Envoi à la Commission Nationale de l’Informatique et des Libertés CNIL d’un courrier faisant suite à l’ordonnance du Conseil d’État du 19 juin.

Objet

Demande de réponse quant à la qualité des processus de chiffrement et de pseudonymisation au sein de la “Plateforme des Données de Santé” ou “HealthDataHub”.

Contenu de la lettre

Madame La Présidente,

Le déploiement d’une “Plateforme des Données de Santé” par la création d’un Groupement d’Intérêt Public, a été proclamé par la loi n° 2019-774 du 24 juillet 2019 relative à l’organisation et à la transformation du système de santé1. Cette “Plateforme des Données de Santé” vise à développer l’intelligence artificielle dans le secteur de la santé et à devenir le guichet unique d’accès à l’ensemble des données de santé du territoire national. Les données concernées sont celles des centres hospitaliers, des pharmacies, du dossier médical partagé et des données de recherche issues de divers registres. La quantité des données hébergées est amenée à exploser avec l’émergence de la génomique, de l’imagerie et des objets connectés.

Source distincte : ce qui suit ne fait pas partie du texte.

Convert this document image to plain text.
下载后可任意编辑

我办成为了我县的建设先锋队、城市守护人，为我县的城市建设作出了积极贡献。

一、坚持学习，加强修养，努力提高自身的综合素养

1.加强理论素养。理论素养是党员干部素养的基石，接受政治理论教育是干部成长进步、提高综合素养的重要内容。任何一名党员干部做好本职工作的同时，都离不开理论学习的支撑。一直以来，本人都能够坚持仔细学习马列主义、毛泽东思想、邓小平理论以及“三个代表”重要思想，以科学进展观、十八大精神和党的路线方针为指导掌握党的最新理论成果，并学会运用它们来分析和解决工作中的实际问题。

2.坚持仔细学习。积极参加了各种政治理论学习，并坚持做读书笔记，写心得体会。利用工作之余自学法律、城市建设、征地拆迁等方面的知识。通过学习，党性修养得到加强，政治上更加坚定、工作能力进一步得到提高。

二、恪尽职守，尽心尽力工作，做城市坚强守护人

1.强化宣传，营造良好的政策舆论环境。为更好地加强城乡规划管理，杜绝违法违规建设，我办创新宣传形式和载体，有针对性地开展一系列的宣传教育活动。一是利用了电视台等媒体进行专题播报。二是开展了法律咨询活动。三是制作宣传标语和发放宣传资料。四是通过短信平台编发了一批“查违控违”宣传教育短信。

Actuellement ces données sont stockées chez Microsoft Azure2, cloud public du géant américain Microsoft. Ce choix a été critiqué par de nombreux acteurs publics3 4 5 et privés6.

L’avis n° 2020-044 du 20 avril 2020 de votre Commission7 évoque les risques de transferts de données vers des pays tiers et les divulgations non autorisées par le droit de l’Union dans le cadre du contrat de sous-traitance de la solution technique de la “plateforme” à Microsoft Azure.

Suivant cet avis, le 19 juin 2020, le Conseil d’État a enjoint la “Plateforme des Données de Santé” d’informer les citoyens du “possible transfert de données hors de l’Union Européenne, compte tenu du contrat passé avec son sous-traitant”8. Nous remarquons que cette information est très difficilement accessible sur le site internet health-data-hub.fr puisqu’elle n’est visible dans la rubrique “Projets”, que dans le projet numéro 3173 “Exploitation des données de passages aux urgences pour l’analyse du recours aux soins et le suivi de la crise sanitaire du Covid-19”.

La “Plateforme des Données de Santé” devait aussi fournir “tous éléments relatifs aux procédés de pseudonymisation utilisés, propres à permettre à [votre Commission] de vérifier que les mesures prises assurent une protection suffisante des données de santé”8. La position de la CNIL avait été sollicitée d’autant plus que l’obsolescence du système de chiffrement (nommé FOIN) avait déjà été critiquée par la Cour des Comptes et l’Agence National de Sécurité des Systèmes d’Information ANSSI en 20169.

Nous alertons également sur la qualité du chiffrement puisque pour “bénéficier de toutes les capacités de la solution technique de l’hébergeur ces clés devront lui être confiées”7.

Enfin la CNIL et le Conseil d’État ont rappelé qu’au terme de l’état d’urgence sanitaire l’ensemble des données collectées devait être supprimé et que le traitement ne disposait plus de base légale. Cependant l’arrêté du 10 juillet 2020 “prescrivant les mesures générales nécessaires pour faire face à l’épidémie de covid-19 dans les territoires sortis de l’état d’urgence sanitaire et dans ceux où il a été prorogé” prolonge l’utilisation de ces données jusqu’au 30 octobre 202010.

Compte tenu du nombre particulièrement important de personnes concernées (plus de 67 millions d’utilisateurs) et du caractère sensible des données personnelles contenus dans la “Plateforme des Données de santé”, nous avons décidé de rendre publique ce courrier. Cette publicité contribue à l’objectif de transparence défendu par votre Commission11.

Dans l’attente de votre réponse, nous vous prions de croire, Madame la Présidente, en l’expression de notre très haute considération.